From my perspective US economy and dollar simply stabilized and it's more weakness of others than dollar's strength. EUR is 57% of the basket and in my opinion it really looks horrible. Interest rates are so low EUR basically can be called carry currency now (which is negative for it during risk on). Privilege to deposit money in ECB now cost money to banks (negative interest rate)! And Yields are so low its hard to find a reason to park capital to some Italy bonds when US treasuries pays the same or more. Unemployment in Spain is freaking 20%! France, Italy ~11%. This creates expectations that EUR should drop further which make carry trade and US markets over Europe even more attractive which creates even more capital flight from Europe which make carry more attractive...

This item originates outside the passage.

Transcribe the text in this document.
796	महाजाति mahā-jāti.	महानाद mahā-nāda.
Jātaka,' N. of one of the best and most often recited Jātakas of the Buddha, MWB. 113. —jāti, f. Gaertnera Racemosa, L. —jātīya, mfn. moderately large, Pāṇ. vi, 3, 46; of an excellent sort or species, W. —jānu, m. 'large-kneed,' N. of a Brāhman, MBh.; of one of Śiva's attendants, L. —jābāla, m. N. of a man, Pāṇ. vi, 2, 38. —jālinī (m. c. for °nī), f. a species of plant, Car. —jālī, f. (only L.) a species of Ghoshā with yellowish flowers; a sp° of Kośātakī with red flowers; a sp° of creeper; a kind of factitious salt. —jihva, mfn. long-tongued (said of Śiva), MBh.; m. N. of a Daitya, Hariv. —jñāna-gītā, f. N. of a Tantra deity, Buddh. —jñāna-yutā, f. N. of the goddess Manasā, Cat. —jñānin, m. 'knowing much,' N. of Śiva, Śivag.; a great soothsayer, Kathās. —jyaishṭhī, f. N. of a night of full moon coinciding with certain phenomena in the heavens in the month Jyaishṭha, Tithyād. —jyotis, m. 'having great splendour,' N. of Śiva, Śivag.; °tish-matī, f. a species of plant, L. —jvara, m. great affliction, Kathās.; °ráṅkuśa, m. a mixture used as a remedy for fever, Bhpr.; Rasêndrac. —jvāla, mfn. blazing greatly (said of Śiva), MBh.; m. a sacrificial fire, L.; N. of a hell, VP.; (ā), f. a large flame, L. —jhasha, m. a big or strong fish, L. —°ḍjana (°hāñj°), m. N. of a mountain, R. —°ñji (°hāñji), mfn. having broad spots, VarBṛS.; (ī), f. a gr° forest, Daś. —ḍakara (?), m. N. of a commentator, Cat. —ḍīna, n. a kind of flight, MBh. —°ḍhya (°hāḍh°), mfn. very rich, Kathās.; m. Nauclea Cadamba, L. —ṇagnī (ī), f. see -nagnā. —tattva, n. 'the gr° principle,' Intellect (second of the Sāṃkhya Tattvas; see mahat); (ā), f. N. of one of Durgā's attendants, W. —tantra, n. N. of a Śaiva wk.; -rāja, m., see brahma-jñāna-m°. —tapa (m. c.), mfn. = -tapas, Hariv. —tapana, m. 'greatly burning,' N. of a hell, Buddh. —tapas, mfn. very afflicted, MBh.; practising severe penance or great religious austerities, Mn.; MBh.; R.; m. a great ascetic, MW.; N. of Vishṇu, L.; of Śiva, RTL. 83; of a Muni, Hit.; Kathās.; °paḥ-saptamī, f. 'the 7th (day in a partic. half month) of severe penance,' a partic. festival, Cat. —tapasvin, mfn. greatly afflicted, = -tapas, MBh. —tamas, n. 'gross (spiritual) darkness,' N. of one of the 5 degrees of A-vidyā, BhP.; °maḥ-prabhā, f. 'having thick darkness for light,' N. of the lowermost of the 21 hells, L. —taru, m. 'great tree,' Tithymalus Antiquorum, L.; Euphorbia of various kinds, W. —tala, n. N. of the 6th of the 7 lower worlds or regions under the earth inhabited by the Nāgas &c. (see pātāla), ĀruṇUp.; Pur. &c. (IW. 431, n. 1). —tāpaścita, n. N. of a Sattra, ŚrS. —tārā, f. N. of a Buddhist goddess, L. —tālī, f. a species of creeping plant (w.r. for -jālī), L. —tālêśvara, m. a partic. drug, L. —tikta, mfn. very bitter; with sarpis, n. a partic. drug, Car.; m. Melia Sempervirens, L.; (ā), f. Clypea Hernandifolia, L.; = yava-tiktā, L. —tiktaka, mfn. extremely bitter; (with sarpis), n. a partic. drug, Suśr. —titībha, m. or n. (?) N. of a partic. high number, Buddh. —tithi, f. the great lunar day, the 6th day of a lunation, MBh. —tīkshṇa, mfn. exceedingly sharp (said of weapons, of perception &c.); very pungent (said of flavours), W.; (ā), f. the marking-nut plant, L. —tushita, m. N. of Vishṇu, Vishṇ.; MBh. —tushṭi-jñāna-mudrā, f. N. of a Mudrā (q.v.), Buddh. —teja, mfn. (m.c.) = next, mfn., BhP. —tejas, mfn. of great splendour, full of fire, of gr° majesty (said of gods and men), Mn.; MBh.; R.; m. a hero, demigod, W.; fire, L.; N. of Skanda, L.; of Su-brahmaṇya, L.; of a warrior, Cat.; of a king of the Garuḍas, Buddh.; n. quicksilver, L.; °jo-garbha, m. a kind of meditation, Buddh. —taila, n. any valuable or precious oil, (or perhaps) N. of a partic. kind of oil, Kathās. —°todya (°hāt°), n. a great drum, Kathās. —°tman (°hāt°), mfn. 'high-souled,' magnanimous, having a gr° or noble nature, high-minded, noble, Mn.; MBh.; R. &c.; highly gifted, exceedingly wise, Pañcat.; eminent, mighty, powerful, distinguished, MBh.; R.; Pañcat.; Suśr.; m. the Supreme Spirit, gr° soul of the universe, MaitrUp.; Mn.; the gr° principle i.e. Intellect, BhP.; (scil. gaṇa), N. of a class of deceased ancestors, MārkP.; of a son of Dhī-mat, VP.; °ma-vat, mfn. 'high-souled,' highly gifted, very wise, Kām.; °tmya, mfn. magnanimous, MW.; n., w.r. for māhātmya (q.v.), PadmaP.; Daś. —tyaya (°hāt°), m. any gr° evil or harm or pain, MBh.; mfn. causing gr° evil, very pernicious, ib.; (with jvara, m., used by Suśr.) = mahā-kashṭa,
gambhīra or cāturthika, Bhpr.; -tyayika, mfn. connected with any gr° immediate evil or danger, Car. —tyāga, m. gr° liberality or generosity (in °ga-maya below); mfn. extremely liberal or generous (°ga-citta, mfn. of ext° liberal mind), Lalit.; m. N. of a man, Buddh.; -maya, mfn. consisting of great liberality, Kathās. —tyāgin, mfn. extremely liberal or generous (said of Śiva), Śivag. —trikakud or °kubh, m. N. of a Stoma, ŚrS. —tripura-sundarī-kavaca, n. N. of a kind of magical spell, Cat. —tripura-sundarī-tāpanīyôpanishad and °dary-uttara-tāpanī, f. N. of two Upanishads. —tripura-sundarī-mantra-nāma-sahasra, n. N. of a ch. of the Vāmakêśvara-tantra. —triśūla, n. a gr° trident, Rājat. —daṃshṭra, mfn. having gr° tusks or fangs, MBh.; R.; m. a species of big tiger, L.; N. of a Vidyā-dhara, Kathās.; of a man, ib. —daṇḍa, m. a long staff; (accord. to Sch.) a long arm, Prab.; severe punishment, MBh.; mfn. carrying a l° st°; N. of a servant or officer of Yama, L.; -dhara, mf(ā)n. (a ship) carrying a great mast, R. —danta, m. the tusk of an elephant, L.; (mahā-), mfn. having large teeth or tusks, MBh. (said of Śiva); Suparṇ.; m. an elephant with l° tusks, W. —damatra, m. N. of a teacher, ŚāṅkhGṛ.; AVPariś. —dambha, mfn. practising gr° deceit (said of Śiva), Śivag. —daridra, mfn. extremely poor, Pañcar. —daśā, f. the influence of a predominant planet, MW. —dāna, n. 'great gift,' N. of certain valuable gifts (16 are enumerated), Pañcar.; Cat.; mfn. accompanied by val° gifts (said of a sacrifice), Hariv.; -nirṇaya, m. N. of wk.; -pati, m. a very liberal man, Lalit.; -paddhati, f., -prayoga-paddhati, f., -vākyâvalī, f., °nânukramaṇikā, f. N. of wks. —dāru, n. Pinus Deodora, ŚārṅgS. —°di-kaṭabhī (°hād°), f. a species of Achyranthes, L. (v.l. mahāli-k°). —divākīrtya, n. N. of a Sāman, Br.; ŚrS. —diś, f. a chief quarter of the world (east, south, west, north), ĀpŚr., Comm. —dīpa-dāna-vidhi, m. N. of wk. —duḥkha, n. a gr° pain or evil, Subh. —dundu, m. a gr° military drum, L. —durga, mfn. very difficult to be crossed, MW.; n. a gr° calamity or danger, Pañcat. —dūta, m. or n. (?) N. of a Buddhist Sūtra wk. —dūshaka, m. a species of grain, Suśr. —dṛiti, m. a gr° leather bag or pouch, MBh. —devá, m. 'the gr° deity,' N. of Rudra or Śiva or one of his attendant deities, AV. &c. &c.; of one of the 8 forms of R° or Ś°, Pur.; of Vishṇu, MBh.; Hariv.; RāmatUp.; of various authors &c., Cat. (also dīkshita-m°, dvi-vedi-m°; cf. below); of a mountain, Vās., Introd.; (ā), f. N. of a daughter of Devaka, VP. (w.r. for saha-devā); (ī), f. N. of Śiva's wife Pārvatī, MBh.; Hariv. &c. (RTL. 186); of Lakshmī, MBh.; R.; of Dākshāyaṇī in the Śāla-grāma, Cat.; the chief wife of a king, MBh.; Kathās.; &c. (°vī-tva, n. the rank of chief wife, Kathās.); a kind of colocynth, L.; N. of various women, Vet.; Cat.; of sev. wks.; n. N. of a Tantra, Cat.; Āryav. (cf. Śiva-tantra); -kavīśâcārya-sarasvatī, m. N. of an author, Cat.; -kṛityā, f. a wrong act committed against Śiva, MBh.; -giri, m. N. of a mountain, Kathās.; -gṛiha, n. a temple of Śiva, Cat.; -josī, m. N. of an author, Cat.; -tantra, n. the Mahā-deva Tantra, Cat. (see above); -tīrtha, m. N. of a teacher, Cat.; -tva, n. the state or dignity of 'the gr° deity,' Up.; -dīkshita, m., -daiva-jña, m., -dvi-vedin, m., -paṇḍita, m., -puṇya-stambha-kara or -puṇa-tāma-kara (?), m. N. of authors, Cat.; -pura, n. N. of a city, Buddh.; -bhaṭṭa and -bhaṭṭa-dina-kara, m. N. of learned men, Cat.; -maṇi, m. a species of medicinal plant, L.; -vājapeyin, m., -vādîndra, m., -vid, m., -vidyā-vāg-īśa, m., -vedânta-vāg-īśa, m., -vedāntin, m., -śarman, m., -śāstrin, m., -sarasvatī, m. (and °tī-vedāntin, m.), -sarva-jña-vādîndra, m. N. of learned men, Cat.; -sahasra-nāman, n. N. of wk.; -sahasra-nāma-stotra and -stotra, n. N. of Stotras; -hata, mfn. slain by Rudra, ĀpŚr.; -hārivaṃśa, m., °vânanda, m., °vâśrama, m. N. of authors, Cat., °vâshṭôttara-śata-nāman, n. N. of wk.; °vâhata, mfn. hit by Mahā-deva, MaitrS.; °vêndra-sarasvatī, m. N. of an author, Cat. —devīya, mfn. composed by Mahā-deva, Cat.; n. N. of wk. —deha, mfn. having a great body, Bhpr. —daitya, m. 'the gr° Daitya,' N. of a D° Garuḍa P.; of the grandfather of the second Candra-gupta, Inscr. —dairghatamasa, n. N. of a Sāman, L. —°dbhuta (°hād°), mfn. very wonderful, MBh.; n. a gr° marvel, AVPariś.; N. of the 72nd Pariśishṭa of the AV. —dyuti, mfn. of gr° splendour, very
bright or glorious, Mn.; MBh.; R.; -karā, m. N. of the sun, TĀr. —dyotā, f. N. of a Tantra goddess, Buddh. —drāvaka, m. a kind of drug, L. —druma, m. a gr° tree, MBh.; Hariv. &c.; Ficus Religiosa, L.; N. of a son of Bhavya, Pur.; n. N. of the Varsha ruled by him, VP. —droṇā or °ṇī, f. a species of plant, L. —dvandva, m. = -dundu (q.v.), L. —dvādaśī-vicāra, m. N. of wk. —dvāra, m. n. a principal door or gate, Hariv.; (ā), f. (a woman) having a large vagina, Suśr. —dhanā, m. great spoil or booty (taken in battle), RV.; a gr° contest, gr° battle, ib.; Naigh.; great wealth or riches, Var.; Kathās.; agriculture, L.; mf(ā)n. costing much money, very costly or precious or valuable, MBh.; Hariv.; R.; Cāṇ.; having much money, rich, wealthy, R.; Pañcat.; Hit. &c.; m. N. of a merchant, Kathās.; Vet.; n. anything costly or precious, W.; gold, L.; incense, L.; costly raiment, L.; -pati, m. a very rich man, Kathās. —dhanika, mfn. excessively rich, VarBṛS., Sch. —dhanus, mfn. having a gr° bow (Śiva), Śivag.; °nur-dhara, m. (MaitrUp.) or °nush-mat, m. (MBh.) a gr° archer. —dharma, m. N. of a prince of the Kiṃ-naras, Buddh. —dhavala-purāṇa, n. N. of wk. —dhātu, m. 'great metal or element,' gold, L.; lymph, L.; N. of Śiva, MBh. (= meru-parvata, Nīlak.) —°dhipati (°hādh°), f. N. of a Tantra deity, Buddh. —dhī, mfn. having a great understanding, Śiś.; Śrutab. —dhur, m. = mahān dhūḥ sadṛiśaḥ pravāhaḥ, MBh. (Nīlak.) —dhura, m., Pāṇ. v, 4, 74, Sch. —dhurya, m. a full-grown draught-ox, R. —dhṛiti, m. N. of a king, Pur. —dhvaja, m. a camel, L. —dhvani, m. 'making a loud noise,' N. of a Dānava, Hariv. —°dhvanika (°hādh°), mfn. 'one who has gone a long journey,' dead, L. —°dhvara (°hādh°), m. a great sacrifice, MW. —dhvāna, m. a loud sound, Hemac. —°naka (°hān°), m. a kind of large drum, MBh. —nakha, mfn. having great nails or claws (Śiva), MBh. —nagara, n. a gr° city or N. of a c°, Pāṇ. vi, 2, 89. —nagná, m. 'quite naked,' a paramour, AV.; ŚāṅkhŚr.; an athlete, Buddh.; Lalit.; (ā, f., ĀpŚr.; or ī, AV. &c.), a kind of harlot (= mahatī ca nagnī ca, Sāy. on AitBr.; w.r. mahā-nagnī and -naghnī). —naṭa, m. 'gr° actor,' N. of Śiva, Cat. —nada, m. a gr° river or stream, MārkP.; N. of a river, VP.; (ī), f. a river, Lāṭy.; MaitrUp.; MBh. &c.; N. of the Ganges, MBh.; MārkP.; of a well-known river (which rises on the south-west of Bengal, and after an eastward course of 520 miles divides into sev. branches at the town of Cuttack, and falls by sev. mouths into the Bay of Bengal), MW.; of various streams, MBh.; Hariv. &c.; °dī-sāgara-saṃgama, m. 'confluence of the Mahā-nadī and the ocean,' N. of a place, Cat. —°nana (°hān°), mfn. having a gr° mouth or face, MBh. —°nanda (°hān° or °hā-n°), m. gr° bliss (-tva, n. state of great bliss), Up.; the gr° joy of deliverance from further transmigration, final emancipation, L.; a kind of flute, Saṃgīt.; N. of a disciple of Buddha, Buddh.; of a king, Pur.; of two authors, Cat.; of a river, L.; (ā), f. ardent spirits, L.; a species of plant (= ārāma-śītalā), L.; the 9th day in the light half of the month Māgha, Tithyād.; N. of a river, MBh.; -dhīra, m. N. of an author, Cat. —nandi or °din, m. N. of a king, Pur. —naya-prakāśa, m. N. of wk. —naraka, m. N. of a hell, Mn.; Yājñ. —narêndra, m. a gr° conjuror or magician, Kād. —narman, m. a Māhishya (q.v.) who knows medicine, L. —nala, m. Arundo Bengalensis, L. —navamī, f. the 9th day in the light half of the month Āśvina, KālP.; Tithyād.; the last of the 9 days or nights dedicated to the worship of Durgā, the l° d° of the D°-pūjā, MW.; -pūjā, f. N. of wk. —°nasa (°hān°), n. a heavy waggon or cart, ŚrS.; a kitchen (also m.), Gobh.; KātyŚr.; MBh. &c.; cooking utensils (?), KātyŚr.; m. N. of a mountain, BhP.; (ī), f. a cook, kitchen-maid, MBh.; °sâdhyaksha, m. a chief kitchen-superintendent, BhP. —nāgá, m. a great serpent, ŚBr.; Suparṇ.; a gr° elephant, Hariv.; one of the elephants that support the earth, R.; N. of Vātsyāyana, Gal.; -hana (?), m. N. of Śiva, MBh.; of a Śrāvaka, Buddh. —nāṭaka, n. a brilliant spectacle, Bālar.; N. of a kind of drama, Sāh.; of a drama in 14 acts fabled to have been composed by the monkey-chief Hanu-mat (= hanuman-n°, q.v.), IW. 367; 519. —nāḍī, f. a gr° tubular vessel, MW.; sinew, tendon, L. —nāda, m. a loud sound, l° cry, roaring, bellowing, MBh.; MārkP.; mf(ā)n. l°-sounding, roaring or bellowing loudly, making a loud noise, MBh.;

In my opinion ECB monetary policy can't do much more because new money created with QE probably would end up invested in Germany anyway. Without some reforms to remove inefficient socialism/to lower taxes/to lax regulations in Spain/Italy/France new money wont help with new investments and jobs creation in those countries. Maybe that's why ECB started this experiment with negative rates. On top of that there is this situation with Russia. US markets pretty much safe even in unlikely scenario of big war. And strict sanctions and economic warfare is really hurting some European companies which on top of general economic weakness creates even more capital flight from Europe stock markets. And it probably goes to US (thus USD up). So it is likely that EUR just have to correct itself to make EU more competitive.
JPY is ~14% of the basket and I guess they just have to do something about their huge debt and economic stagnation. However because GDP failed to grow as expected all this stimulus is probably viewed as inflationary by investors. And it probably is. It makes sense - inflate currency, stabilize, raise taxes, inflate currency a bit more, raise more taxes etc (which I think is again on the table at least I've read about more tax raises). Limit on yen weakness is probably set only by oil prices since Japan buys energy from outside and yen too weak would cause trouble there. JPY is also carry currency. Other than that I don't know much about Japan.
GBP - I have no idea. Maybe Europe is dragging it down. Maybe fear of Scotland referendum. Maybe it just overextended and market expected much more from UK economy. However price action is extremely weak maybe there is something more to it.
And US economy now looks pretty healthy QE 3 is ending, rate hikes are expected soon, shale revolution makes US more independent (huge for economy) and that could make dollar again real petrodollar

Oil prices getting low - dollar strong. Dollar strong - gold cheap. And probably it again starts some kind of cycle of capital reallocation which fuels breakout.
That's my humble opinion about what's going on, of course it's hard to know for sure. I am really interested what others think about that.